Des chiffres on finira par les avoir, la société civile y veillera certainement. Même si ces chiffres seront toujours sous estimés. Des femmes se suicident, contraintes au suicide parce qu’elles n’ont plus la force de vivre, perdent l’estime d’elles mêmes et, l’esprit colonisé par leur agresseur, sous emprise feront ce qu’il leur intimera ou suggèrera de faire : se donner la mort. Pas de meurtres, pas d’assassinats, un suicide…
Mais le reste, la protection, la société civile ne peut seule l’assurer, ce n’est pas son rôle. L’Etat doit y mettre les moyens, bracelets anti rapprochement, et pour une meilleure formation de ceux qui recueillent les plaintes des violences, ceux qui dans le secteur de la santé constatent les violences, ceux qui jugent les agresseurs. Toutes les affaires de violences conjugales qui sont parvenues à ma connaissance (très peu, il est vrai, la loi est récente) se sont soldées par des circonstances atténuantes accordées à l’agresseur. Parce qu’on écoute l’agresseur et jamais sinon si peu les victimes. L’agresseur saura plaider sa cause comme il le fait quand il agresse sa partenaire. Il a perdu les pédales, parce que le chômage, parce que l’alcool, parce que la drogue, parce qu’il a vécu une enfance malheureuse, parce que la maladie dont il souffre, parce sa femme n’a pas su le rassurer, qu’elle lui a tenu tête etc.
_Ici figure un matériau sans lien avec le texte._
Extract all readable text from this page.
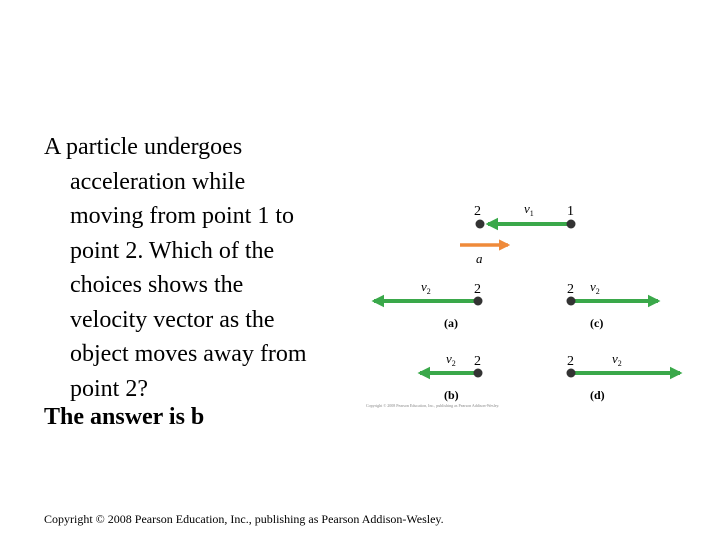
A particle undergoes
acceleration while
moving from point 1 to
point 2. Which of the
choices shows the
velocity vector as the
object moves away from
point 2?
The answer is b
2	1
$v_1$
a
2
$v_2$
(a)
2 $v_2$
(c)
2
$v_2$
(b)
2	$v_2$
(d)
Copyright © 2008 Pearson Education, Inc., publishing as Pearson Addison-Wesley.
Copyright © 2008 Pearson Education, Inc., publishing as Pearson Addison-Wesley.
Il jure qu’il ne recommencera plus, dans des affaires de violences au long cours qui plus est. On trouve tout ça dans les jugements et pour ce qui est de la victime, le certificat médical parlera pour elle.
Installer des refuges pour les victimes partout. Dans les municipalités, chacune devrait pouvoir en être pourvue. Et des refuges pour les hommes violents éloignés sur décision de justice de leur domicile. Et des groupes de parole pour eux, comme les groupes des alcooliques anonymes, il paraît que ça fonctionne très bien. Assurer leur rééducation pour que, comme il a été dit, après leur éventuelle détention, ils ne se vengent pas sur leur victime.
Une femme sur deux est victime de violences intrafamiliale et dans le couple, peut-être même un peu plus car ces chiffres datent de l’année 2011 et on sait que ces violences ont augmenté ces derniers temps, notamment lors des confinements. Si plus de 50% de femmes vivent dans l’insécurité dans leur logis, il n’y a d’ordre et de sécurité nulle part dans le pays.
Pas une victime de plus, Refka, je sais que c’est un vœu pieux, mais je le fais.